We can distinguish between two classes of techniques for sampling: probability sampling and non-probability sampling.
• Probability sampling is used when we need to ensure that each member of a population has a chance of being chosen.
• These are all methods of sampling that utilizes some form of random selection.
• In some probability sampling methods, all members have the same chances of being chosen, and in others not.
• Each member in the sampling frame is given a number, then a kind of lottery system is used to determine which units are to be selected. It provides for the greatest number of possible samples.
• The main disadvantage is that it is not feasible for very large data, and that minority sub-groups could not be sufficiently represented in the study.
• In this method, we select a random starting point and then proceed with the selection of every kth element from there onwards. In this case, k = (population size/sample size).
• The main disadvantage is that the sample could be biased if there is a hidden periodicity of our population.
• For example, suppose 30% of the telco customers were men and and the other 70% women. We could divide customers by sex. Next, if we want our sample size to be 20% of the population, we will choose a sample of 20% of the women stratum, and another 20% of the men stratum.
• This way we ensure all strata or groups are represented in our sample.
• The main problem in these scenarios is that the classes are highly imbalanced. Usually a company has less than a 1% churn rate. Hence, the predictive model will fail to capture the patterns of those churning (they represent an extremely low percentage of the total data).
• Oversampling is frequently used to build random samples, where for example we have 40% of customers who churn and 60% who don’t.
• Once we have randomly selected a number of clusters, there are two possibilities:
– All the members of those clusters are selected for the final sample.
– A subset of elements within those clusters are randomly selected to be included in the sample
• The main difference between stratified and clustered samples, is that in stratified sampling all groups are represented, while in cluster sampling, all groups are not represented.
These methods can be defined as all sampling methods where some members of the population have no chance of being selected or where the probability of selection can’t be accurately determined.
Since the selection of elements is non-random, non-probability sampling doesn’t allow the estimation of sampling errors.

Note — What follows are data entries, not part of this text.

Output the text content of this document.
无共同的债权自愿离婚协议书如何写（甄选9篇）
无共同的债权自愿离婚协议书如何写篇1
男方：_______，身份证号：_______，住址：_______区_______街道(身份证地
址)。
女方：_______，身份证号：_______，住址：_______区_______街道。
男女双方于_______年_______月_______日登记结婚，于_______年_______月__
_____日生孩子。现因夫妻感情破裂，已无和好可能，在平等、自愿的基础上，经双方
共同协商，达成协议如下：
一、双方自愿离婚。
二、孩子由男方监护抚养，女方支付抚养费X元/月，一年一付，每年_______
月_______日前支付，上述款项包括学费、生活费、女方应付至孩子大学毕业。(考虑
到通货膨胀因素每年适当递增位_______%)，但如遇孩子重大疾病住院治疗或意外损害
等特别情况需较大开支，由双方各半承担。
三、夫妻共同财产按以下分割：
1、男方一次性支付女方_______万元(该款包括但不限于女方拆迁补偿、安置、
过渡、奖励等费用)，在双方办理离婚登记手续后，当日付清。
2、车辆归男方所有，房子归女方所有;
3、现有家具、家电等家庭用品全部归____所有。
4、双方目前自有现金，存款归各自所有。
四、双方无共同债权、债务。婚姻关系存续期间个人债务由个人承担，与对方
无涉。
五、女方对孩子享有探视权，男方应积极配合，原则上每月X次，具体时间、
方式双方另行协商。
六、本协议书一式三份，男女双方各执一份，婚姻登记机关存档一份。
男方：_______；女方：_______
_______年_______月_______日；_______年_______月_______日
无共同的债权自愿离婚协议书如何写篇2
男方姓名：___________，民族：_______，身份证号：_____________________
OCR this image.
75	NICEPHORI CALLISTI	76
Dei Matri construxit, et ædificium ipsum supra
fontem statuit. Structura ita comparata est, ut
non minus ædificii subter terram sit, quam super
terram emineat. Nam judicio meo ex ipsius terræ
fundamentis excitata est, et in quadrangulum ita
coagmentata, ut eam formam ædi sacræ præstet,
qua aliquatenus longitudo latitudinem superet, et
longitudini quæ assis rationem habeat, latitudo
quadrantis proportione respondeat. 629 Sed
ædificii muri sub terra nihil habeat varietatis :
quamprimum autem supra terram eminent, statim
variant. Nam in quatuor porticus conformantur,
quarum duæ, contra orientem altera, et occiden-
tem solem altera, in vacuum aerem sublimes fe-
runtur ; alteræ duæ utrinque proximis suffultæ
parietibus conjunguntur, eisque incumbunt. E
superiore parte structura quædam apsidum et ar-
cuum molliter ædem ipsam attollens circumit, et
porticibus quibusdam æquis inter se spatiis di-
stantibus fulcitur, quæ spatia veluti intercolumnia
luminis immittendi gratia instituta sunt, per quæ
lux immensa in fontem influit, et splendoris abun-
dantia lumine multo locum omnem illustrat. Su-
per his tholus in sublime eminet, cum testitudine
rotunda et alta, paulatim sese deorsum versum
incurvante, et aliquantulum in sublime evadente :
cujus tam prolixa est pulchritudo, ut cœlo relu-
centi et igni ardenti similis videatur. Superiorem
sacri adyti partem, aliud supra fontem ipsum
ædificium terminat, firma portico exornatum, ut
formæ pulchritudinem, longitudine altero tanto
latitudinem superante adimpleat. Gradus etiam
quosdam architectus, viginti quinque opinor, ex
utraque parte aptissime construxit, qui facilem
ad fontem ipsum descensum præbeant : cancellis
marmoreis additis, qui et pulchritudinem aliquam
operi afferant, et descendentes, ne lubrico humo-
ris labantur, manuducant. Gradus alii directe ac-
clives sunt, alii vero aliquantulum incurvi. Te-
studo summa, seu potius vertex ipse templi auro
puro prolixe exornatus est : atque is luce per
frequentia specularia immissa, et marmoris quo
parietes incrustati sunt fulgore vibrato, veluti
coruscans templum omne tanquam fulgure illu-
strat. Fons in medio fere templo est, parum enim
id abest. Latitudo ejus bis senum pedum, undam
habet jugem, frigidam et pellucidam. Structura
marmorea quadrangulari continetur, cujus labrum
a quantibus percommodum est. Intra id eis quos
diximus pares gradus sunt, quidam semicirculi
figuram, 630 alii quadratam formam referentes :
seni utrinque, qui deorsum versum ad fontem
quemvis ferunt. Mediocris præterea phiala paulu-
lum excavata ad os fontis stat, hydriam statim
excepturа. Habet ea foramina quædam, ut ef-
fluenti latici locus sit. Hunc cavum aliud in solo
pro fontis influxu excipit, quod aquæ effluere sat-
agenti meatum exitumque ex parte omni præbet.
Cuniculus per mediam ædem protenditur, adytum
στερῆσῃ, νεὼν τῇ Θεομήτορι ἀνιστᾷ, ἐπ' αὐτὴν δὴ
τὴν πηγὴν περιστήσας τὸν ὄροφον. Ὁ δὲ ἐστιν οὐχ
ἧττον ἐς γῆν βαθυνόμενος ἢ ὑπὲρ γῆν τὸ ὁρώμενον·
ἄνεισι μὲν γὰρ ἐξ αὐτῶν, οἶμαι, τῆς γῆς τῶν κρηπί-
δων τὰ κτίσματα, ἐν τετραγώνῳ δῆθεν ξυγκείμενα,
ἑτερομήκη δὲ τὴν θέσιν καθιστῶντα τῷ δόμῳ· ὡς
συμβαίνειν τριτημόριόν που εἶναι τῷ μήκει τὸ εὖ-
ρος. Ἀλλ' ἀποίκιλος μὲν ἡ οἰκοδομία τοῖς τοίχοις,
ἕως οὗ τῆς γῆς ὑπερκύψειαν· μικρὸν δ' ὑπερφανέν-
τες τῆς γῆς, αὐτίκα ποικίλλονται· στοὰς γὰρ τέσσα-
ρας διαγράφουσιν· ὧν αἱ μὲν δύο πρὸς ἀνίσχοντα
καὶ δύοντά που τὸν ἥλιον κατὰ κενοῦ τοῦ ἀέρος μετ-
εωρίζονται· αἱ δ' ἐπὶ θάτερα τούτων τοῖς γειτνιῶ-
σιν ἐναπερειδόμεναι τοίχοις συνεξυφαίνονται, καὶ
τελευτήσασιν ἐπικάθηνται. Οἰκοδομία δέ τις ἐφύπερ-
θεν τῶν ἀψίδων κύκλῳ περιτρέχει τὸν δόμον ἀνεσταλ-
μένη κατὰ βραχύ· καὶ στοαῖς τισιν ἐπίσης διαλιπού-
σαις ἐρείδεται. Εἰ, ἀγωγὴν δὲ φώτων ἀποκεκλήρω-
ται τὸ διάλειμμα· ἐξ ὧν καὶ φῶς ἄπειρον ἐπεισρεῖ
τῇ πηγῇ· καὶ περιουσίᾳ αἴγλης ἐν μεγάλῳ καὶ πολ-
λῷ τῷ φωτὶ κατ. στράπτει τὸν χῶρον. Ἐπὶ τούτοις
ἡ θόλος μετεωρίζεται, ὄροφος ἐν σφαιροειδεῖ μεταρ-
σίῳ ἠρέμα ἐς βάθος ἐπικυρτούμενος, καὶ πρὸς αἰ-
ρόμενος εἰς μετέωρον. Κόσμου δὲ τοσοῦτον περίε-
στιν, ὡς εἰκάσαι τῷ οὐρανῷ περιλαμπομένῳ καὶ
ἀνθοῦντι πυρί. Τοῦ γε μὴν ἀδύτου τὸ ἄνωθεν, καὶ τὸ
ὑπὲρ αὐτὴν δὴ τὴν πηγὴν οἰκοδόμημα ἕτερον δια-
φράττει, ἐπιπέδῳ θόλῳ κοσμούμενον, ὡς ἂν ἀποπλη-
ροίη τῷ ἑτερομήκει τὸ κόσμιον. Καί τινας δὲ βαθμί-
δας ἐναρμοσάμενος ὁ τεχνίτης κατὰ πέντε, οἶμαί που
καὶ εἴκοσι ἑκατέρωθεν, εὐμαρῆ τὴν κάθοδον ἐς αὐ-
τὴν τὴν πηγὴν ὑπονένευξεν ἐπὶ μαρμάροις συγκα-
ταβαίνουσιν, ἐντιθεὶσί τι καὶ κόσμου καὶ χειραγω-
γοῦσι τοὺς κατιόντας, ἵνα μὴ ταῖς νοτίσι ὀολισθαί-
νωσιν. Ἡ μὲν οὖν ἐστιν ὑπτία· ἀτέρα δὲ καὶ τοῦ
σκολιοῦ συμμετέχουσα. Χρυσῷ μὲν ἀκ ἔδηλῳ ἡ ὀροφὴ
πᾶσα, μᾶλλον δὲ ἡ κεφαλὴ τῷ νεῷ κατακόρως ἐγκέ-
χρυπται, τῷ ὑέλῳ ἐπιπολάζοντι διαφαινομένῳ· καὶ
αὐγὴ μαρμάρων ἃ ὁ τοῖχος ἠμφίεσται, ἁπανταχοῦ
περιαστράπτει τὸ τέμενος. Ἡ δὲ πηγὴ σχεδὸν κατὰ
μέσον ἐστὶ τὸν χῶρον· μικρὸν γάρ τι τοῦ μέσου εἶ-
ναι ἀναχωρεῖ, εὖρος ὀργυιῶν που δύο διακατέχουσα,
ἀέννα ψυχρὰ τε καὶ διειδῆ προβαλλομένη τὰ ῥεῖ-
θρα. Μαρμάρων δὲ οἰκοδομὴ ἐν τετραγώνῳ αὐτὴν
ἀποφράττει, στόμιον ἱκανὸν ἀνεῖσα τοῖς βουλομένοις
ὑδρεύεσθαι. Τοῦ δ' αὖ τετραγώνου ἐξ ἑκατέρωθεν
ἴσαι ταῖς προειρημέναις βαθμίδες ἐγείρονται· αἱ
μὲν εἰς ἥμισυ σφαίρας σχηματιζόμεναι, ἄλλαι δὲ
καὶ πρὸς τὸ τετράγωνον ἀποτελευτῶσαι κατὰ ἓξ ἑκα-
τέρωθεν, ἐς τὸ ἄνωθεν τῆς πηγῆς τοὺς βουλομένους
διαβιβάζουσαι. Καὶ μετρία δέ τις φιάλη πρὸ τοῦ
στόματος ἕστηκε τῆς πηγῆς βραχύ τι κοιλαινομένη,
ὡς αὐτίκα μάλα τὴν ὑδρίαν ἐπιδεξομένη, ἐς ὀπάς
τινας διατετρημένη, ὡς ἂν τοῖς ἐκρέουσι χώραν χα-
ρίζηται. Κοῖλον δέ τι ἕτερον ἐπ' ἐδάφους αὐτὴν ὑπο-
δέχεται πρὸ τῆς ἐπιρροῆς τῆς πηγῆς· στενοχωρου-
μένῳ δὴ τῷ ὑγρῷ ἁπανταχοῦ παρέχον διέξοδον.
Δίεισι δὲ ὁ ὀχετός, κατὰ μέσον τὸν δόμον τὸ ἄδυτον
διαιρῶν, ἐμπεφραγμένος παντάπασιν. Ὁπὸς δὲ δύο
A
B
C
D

Hence, despite it can be easier to get samples they are not as reliable for making conclusions about the whole population of interest.
Suppose we’re interested in knowing the average income of US citizens. Since we cannot get data from all citizens, we decide to take a sample.
Our decision is to randomly select 10,000 phone numbers and call them, and interview the first person who answers the phone. The resulting sample would not be probabilistic, as some people may be more likely to answer the phone than others.
Unemployed people, or those teleworking are more probable to answer the phone as they spend more time at home. In the same way, people without a phone will have no chance of answering the poll.